C’est pas plus mal, d’ailleurs.

Mais peu importe.
C’est une des choses à laquelle il faut s’habituer si on choisi d’utiliser des applications en ligne: ce n’est plus nous qui décidons de mettre à jour ou de changer quoi que ce soit — c’est le proprio. Nous ne sommes que des locataires, dans l’histoire.
Franchement — je ne parle pas de ce changement en particulier, ni même de Gmail — je ne suis pas certain que ça me plaise d’être ainsi soumis aux caprices idées d’un tiers.
Même si elle me semble toujours trop radicale, je commence à mieux comprendre la position de Stallman sur le cloud computing. Mais bon, au lieu de rejeter en tas le “cloud computing” (quel nom ridicule. Il ne manque plus que des petits angelots assis sur les nuages et jouant de la Lyre), j’espère 1/ que de solutions Libres seront proposées, 2/ que les problèmes de législation et de respect de la vie privée seront débattus.
Cela dit, les applications en ligne ne font jamais que pousser un (grand) pas plus loin ce qui fait tourner le business des vendeurs de logiciels et des vendeurs de matériels: mettre à jour ou disparaître.
J’y pensai, hier soir, en travaillant sur mon vieux Vaio TX: je me demandai combien de temps j’allais encore pouvoir installer les nouvelles versions de Firefox (et de Evernote, les deux programmes que j’utilise le plus dessus) sans mettre à genoux son petit processeur ? Evernote marche très bien, mais Firefox 3 est déjà trop lourd.

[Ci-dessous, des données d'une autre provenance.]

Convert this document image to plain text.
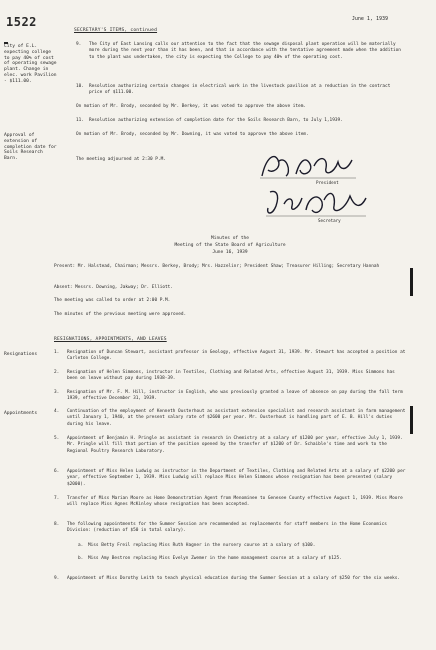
1522	June 1, 1939
SECRETARY'S ITEMS, continued
City of E.L. expecting college to pay 40% of cost of operating sewage plant. Change in elec. work Pavilion - $111.00.
Approval of extension of completion date for Soils Research Barn.
9. The City of East Lansing calls our attention to the fact that the sewage disposal plant operation will be materially more during the next year than it has been, and that in accordance with the tentative agreement made when the addition to the plant was undertaken, the city is expecting the College to pay 40% of the operating cost.
10. Resolution authorizing certain changes in electrical work in the livestock pavilion at a reduction in the contract price of $111.00.
On motion of Mr. Brody, seconded by Mr. Berkey, it was voted to approve the above item.
11. Resolution authorizing extension of completion date for the Soils Research Barn, to July 1,1939.
On motion of Mr. Brody, seconded by Mr. Downing, it was voted to approve the above item.
The meeting adjourned at 2:30 P.M.
President
Secretary
Minutes of the
Meeting of the State Board of Agriculture
June 16, 1939
Present: Mr. Halstead, Chairman; Messrs. Berkey, Brody; Mrs. Hazzelinr; President Shaw; Treasurer Hilling; Secretary Hannah
Absent: Messrs. Downing, Jakway; Dr. Elliott.
The meeting was called to order at 2:00 P.M.
The minutes of the previous meeting were approved.
RESIGNATIONS, APPOINTMENTS, AND LEAVES
Resignations
Appointments
1. Resignation of Duncan Stewart, assistant professor in Geology, effective August 31, 1939. Mr. Stewart has accepted a position at Carleton College.
2. Resignation of Helen Simmons, instructor in Textiles, Clothing and Related Arts, effective August 31, 1939. Miss Simmons has been on leave without pay during 1938-39.
3. Resignation of Mr. F. M. Hill, instructor in English, who was previously granted a leave of absence on pay during the fall term 1939, effective December 31, 1939.
4. Continuation of the employment of Kenneth Ousterhout as assistant extension specialist and research assistant in farm management until January 1, 1940, at the present salary rate of $2600 per year. Mr. Ousterhout is handling part of E. B. Hill's duties during his leave.
5. Appointment of Benjamin H. Pringle as assistant in research in Chemistry at a salary of $1200 per year, effective July 1, 1939. Mr. Pringle will fill that portion of the position opened by the transfer of $1200 of Dr. Schaible's time and work to the Regional Poultry Research Laboratory.
6. Appointment of Miss Helen Ludwig as instructor in the Department of Textiles, Clothing and Related Arts at a salary of $2200 per year, effective September 1, 1939. Miss Ludwig will replace Miss Helen Simmons whose resignation has been presented (salary $2000).
7. Transfer of Miss Marian Moore as Home Demonstration Agent from Menominee to Genesee County effective August 1, 1939. Miss Moore will replace Miss Agnes McKinley whose resignation has been accepted.
8. The following appointments for the Summer Session are recommended as replacements for staff members in the Home Economics Division: (reduction of $50 in total salary).
a. Miss Betty Freil replacing Miss Ruth Hagner in the nursery course at a salary of $100.
b. Miss Amy Bestron replacing Miss Evelyn Zwemer in the home management course at a salary of $125.
9. Appointment of Miss Dorothy Leith to teach physical education during the Summer Session at a salary of $250 for the six weeks.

Vous me direz qu’il suffit de ne pas mettre à jour. Oui, mais alors: quid des plugins dont j’ai besoin dans Firefox (ils vont continuer à évoluer et je finirai bien par devoir mettre à jour) ? Quid de l’accès aux notes dans Evernote (ils ont modifié leur format de base de données, ou je ne sais quoi, deux fois en moins d’un an. Chaque fois, il a fallu mettre à jour le logiciel) ?
Je sais que ça n’arrivera pas demain, mais — serais-je obliger de racheter un ordinateur uniquement pour avoir accès à mes données et au réseau ?
C’est à ce moment qu’on voit s’esquisser le futur dont rêvent les marchands : une informatique dans laquelle nous n’aurons plus le choix, locataires de tout (machines et logiciels et services), où nous payerons jour après jour, pour pouvoir faire quoi que ce soit. Jackpot.
Enfin, il nous reste le stylo et le papier. Et la parole est toujours gratuite. Pour le moment.